I did what any red-blooded runner would do, and tried to run it off. After all, this wasn’t anything that felt like a running injury, nor was it anything that seemed to impede motion, other than due to its alarming pain. And it wasn’t anything that seemed to intensify – or abate – when confronted with some gentle jogging. Over the next couple days, in between hits of Vitamin I, it came and went, radiating backward into the calf, forward through the bone, upward, downward. Its very centrality – after all, what is in the center of your leg, but… lit the warning bulb on the dashboard of my brain, recalling last fall’s bout with the blood clots, Clot! Clot! Clot!
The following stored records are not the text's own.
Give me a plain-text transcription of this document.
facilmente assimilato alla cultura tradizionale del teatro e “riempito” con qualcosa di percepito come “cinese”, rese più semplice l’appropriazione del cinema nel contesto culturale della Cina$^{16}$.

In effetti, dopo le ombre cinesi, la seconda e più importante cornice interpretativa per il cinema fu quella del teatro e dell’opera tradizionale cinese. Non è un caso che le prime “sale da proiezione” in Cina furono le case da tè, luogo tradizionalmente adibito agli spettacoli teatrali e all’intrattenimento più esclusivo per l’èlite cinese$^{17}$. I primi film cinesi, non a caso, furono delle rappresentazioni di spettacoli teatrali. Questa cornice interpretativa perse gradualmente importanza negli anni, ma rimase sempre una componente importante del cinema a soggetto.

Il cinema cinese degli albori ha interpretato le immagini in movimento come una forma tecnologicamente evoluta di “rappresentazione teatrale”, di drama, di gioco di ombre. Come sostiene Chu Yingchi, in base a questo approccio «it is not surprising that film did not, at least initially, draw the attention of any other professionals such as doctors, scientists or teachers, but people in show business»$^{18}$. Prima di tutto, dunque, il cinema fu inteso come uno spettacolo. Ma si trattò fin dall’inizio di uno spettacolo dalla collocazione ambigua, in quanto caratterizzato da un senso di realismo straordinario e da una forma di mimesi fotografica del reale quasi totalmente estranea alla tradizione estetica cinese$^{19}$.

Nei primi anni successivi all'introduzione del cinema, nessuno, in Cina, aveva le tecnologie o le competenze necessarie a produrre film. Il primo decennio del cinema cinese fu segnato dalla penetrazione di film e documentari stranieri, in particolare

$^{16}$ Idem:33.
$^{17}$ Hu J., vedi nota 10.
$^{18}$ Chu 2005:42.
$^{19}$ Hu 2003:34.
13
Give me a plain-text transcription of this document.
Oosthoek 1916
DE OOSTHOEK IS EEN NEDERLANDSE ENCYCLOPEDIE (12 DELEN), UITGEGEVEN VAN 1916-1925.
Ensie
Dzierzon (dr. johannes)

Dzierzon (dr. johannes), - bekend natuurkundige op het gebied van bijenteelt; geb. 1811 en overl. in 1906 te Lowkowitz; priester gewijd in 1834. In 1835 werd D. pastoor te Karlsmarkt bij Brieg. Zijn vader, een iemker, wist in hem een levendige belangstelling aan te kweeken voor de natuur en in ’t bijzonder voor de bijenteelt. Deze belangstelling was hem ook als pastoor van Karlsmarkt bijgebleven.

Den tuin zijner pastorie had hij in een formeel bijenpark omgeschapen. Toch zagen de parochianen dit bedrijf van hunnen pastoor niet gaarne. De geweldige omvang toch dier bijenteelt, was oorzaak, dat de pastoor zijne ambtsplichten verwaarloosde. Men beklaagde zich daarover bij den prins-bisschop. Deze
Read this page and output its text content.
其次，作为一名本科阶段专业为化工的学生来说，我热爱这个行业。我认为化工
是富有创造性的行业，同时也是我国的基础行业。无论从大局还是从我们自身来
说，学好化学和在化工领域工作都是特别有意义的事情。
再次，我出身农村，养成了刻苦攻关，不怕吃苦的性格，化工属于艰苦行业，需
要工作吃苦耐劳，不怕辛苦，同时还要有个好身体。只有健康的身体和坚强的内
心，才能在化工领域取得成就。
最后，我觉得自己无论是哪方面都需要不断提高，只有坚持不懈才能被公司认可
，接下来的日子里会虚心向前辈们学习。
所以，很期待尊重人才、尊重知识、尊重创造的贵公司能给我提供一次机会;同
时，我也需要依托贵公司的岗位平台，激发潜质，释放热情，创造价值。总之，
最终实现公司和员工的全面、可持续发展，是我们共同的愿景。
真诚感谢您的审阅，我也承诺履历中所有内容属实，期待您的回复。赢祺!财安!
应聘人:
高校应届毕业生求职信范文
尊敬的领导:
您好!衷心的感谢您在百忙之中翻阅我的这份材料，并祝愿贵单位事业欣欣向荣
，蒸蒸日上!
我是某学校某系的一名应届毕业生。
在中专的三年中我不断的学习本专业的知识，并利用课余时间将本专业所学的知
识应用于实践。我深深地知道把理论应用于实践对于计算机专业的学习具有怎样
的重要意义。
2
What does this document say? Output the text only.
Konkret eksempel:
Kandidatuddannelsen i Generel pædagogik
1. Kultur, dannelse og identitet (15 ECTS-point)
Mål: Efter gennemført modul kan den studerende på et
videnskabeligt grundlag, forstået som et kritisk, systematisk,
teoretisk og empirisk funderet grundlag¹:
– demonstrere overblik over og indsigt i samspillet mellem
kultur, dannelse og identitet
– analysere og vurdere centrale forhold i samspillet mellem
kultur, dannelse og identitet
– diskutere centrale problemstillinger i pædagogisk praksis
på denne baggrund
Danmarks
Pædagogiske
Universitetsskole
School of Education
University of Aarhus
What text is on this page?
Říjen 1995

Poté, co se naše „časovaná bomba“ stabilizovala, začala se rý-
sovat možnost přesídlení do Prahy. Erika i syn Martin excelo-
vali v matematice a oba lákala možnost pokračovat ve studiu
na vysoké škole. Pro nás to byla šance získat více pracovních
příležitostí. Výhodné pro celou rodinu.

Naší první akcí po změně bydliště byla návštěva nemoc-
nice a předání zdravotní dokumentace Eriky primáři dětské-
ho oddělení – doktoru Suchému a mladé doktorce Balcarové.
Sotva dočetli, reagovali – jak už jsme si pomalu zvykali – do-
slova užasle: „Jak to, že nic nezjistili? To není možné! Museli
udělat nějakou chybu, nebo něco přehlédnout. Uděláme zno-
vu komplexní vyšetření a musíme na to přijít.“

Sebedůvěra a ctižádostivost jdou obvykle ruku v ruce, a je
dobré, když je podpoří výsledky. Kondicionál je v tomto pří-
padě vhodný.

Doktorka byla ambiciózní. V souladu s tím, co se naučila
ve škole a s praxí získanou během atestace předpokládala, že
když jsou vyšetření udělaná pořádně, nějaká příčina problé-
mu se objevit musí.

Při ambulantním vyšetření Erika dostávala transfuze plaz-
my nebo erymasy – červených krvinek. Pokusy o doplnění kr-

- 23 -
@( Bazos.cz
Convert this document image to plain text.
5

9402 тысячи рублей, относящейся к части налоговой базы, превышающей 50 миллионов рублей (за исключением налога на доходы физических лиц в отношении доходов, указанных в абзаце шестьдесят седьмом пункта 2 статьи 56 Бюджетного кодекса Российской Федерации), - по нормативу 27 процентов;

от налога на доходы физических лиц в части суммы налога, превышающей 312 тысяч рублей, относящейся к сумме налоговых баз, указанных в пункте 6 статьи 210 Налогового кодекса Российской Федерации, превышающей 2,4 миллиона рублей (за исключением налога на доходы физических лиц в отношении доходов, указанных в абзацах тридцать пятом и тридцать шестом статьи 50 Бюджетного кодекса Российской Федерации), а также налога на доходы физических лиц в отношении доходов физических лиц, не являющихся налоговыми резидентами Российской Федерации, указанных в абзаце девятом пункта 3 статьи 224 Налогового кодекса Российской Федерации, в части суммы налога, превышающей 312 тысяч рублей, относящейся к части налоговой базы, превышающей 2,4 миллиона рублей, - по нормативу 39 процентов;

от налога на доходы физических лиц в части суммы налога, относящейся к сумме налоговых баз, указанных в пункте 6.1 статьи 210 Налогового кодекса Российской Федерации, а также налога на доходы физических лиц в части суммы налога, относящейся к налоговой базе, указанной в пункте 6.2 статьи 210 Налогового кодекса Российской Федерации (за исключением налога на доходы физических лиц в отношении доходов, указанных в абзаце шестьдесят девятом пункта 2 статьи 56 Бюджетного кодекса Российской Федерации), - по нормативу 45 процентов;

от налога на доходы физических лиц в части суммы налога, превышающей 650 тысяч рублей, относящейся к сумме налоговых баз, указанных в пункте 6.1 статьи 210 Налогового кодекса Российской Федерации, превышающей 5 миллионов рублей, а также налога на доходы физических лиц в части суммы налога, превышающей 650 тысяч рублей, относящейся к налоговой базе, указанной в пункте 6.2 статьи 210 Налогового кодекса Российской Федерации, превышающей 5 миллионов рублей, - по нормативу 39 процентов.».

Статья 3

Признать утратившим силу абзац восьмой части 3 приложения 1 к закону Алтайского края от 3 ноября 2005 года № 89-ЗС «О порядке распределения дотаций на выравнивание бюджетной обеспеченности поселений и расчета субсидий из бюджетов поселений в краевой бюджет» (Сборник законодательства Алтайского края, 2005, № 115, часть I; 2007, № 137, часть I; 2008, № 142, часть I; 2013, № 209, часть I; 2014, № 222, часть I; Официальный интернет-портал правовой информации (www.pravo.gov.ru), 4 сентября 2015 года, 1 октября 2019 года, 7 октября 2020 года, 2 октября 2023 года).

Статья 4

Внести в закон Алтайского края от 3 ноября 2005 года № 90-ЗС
Boy crying wolf? Maybe. But if boy doesn’t cry wolf and it is, in fact, a wolf (sorry, I know wolves are unfairly characterized as evil when in reality, they’re glorious creatures), boy is in deep trouble. And the logic of the explaining the excruciating extremity was otherwise stumped. Muscle strain? Too strong a pain. Tear? Wrong kind of pain. Stress fracture? Coming on while doing nothing? Broken leg? I’d likely fall down. What’s left? Alien disease? Can’t be, no warning from Donald Trump. The word clot kept coming into the limelight, though unlike last year’s post-surgical adventure, I could conceive of no logical reason for another one to appear. Unless, God forbid, it was my fate to have become susceptible to them.
These are the thought processes that scare the willies out of us. Sometimes it’s better to stay ignorant. Fat, dumb, and happy. Of course, that probably translates to a much shorter life.
As it was, being a quasi-holiday, and being as my own Lady Doc wasn’t on call for the long weekend and I wasn’t thrilled with who was, it wasn’t till Tuesday that action became practical. Wait a minute, you say, you’re worried about a life-threatening condition and you waited till Tuesday? Well, it went away, sort of. Then came back, but went away again. And so on. It was highly worrying, but still in the leg, not near the lungs. And besides, I did call off the seventeen-mile trail run and summit climb I’d planned in the Whites with Dearest Daughter the Younger. Wasn’t that alone indicative of the severity here? (And wasn’t that alone an indication that the word ‘taper’ has a strange meaning in my vocabulary?)
On Tuesday, by which time it had largely vanished as fast as it had come on, a simple blood test confirmed it wasn’t a clot, and there was great rejoicing. But the mystery remains as to exactly what it was.
Back on the road on Thursday, I felt exactly how a forced three-and-a-half-day break typically makes me feel: stiff, clumsy, and out-of-sorts. It’s not how I like to spend taper week. And the same old strain in that same mysterious leg reappeared, but I know what that’s all about. So with only a few days of re-loosening-up under my belt, I’m looking at Bay State in the morning. But hey, at least I’m rested, right?
Beating my Boston time for a better qualifier is likely an impossibility. Scratch goal number one. But gaining a qualifying time, even if not a terribly strong one, for 2016? Even in my abused state, that likely isn’t too tall an order. Goal number two, still on the table…if nothing breaks en-route. And given how I’ve gotten here, that’s not a sure bet.
It’s a calculated risk. I’ll set the alarm clock and decide sometime before eight tomorrow morning.